Paola Pigani a choisi comme porte d'entrée dans son récit –écrit de façon chronologique– la porte féminine. Ces héroïnes courageuses et méritantes sont bien sûr accompagnées d'hommes, mais c'est à travers leur regard de filles que l'autrice a voulu nous plonger dans l'histoire de l'industrie des années 30.
Notre héroïne se met donc consciemment en route vers un avenir qu'elle espère meilleur. Pourtant, à part cet acte de départ qu'elle a posé, elle subit plutôt qu'elle n'agit. Elle dit même « nous avons la volonté, la volonté du contentement, juste du contentement ». La hiérarchie est claire sur les attentes envers ces ouvrières : « on n'attend d'elles ni preuves d'intelligence, ni esprit d'initiative. »
Elles sont embauchées pour travailler dur dans des conditions atroces, sans aucune sécurité, ni de l'emploi, ni de salaire, ni même de protections quant à l'inhalation, aux intoxications ou aux brûlures dues aux produits chimiques, nécessaires à la transformation de la pâte de bois qui deviendra la cellulose, à partir de laquelle les femmes fabriqueront du fil.

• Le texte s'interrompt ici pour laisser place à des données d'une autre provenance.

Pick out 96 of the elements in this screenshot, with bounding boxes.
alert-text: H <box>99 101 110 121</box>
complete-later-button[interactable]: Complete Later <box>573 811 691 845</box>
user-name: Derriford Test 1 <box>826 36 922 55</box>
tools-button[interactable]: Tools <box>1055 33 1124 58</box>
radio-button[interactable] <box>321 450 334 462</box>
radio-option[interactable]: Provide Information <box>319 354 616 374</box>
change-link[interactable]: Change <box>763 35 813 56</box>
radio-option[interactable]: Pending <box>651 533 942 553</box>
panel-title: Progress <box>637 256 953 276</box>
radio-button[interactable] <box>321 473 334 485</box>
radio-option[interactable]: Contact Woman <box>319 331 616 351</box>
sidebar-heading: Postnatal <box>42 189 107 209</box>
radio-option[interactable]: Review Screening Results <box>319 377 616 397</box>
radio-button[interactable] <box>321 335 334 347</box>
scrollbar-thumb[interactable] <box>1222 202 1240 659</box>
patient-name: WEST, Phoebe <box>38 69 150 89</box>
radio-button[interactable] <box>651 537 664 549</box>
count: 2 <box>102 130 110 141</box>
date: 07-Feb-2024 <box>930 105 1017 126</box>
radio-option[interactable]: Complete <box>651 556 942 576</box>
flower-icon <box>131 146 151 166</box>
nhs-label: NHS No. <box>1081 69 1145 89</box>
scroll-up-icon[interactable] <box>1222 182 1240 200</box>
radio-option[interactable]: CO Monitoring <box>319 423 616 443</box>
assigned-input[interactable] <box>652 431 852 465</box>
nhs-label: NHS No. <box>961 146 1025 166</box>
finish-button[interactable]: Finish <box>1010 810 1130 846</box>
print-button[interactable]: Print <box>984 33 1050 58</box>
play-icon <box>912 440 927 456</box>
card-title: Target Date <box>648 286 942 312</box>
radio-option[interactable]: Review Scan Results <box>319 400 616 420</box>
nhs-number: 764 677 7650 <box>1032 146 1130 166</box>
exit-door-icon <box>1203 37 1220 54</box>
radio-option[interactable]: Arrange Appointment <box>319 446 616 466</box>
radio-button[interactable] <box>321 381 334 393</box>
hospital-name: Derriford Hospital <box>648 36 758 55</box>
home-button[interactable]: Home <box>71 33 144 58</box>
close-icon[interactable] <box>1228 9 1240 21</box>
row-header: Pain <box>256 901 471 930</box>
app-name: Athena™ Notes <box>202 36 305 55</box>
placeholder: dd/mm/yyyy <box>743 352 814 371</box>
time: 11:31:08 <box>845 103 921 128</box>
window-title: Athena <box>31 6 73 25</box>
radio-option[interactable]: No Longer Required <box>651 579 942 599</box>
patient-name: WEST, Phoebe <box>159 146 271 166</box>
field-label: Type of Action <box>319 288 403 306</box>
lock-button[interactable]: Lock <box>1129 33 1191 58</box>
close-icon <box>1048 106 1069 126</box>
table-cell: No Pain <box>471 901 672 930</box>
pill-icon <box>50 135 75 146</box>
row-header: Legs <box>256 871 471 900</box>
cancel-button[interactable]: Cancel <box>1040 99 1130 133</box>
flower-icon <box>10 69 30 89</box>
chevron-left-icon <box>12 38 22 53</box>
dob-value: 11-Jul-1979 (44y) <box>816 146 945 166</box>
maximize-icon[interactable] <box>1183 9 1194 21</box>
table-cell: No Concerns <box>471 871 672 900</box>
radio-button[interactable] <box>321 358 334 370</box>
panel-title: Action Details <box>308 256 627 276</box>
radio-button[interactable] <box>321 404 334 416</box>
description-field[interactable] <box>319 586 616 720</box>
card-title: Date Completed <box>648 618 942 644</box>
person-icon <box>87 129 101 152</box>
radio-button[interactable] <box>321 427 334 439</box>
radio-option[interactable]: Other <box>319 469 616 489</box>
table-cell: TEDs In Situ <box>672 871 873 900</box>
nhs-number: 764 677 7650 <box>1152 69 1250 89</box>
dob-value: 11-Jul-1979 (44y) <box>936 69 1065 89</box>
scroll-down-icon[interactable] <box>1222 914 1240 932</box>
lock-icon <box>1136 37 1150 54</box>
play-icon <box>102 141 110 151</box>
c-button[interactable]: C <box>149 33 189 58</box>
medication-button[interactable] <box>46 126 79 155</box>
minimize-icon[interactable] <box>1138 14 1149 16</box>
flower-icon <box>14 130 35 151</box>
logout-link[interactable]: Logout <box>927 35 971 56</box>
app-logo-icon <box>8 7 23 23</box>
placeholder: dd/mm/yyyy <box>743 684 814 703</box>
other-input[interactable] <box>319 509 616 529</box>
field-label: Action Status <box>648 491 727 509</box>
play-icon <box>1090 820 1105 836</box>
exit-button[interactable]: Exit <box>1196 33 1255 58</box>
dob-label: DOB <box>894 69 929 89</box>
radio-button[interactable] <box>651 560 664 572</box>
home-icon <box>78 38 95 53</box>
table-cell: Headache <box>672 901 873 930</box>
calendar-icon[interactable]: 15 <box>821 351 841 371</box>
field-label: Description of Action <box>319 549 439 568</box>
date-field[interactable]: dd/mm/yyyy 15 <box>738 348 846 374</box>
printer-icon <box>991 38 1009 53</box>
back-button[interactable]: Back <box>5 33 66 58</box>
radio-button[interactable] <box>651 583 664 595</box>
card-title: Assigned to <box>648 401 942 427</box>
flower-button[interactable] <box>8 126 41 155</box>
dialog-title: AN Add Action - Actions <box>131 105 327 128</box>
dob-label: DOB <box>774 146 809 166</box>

Leurs salaires sont de loin inférieurs à ceux des hommes. Cette évidence résonne toujours à nos oreilles, comme un vieil adage, comme si nous avions réglé en un siècle nombre d'injustice mais que celle-ci restait le dernier rempart d'une société machiste. Hommes et femmes employés de la Sase, leur usine, viennent de nombreux pays et se mettent à parler entre eux une langue colorée, métissée. Szonja lie une forte amitié avec l'italienne Elsa, extravertie, gaie, chaleureuse.
Six jours sur sept, les ouvriers triment, les femmes sont logées dans un foyer tenu par des religieuses, l'office religieux est plus que conseillé, les brimades et punitions sont le menu quotidien. Mais le septième jour… leur appartient. Szonja cherchera d'abord à se ressourcer seule, mais rapidement elle partagera les moments simples et vrais avec les autres, au bord de la rivière, à piqueniquer, danser, rire et jouer. « C'est la loi du dimanche : marcher, respirer, dormir, aimer à son aise ».
Rien ne viendra entacher cette loi, pas même la terrible crise de 29 et les licenciements, qui dès 1931 toucheront d'abord les étrangers, les femmes, et feront d'eux des travailleurs en « chômage partiel », non rémunérés !
Je dirais de ce livre qu'il raconte des vies dures…oui mais ! Rien n'est jamais tout blanc ou tout noir. La vie ne peut être un ascenseur vers le haut ou un toboggan vers le bas.
D'une part, l'ambiance lourde, pesante, instable due au fascisme grandissant, à une guerre que l'on sent menacer, à une pauvreté du prolétariat. D'autre part, le moment présent que ces gens acceptent de vivre, sans penser en boucle à leur passé et sans spéculer sur un futur dont ils n'ont aucune idée. Ce qui les sauve est donc leur état d'esprit, leur capacité à vivre « ici et maintenant ». J'ai pris conscience à travers cette lecture que le petit nombre d'entre eux qui ne parvient pas à vivre dans l'instant présent ne fait pas de vieux os ! Aujourd'hui, nous parlons de burn-out, conséquence, entre autres, d'une incapacité à vivre le présent…
Paola Pigani nous instruit dans ce livre. Elle nous fait vivre la naissance du front populaire. Les personnages seront de cette lutte, et nous, lecteurs, avec eux.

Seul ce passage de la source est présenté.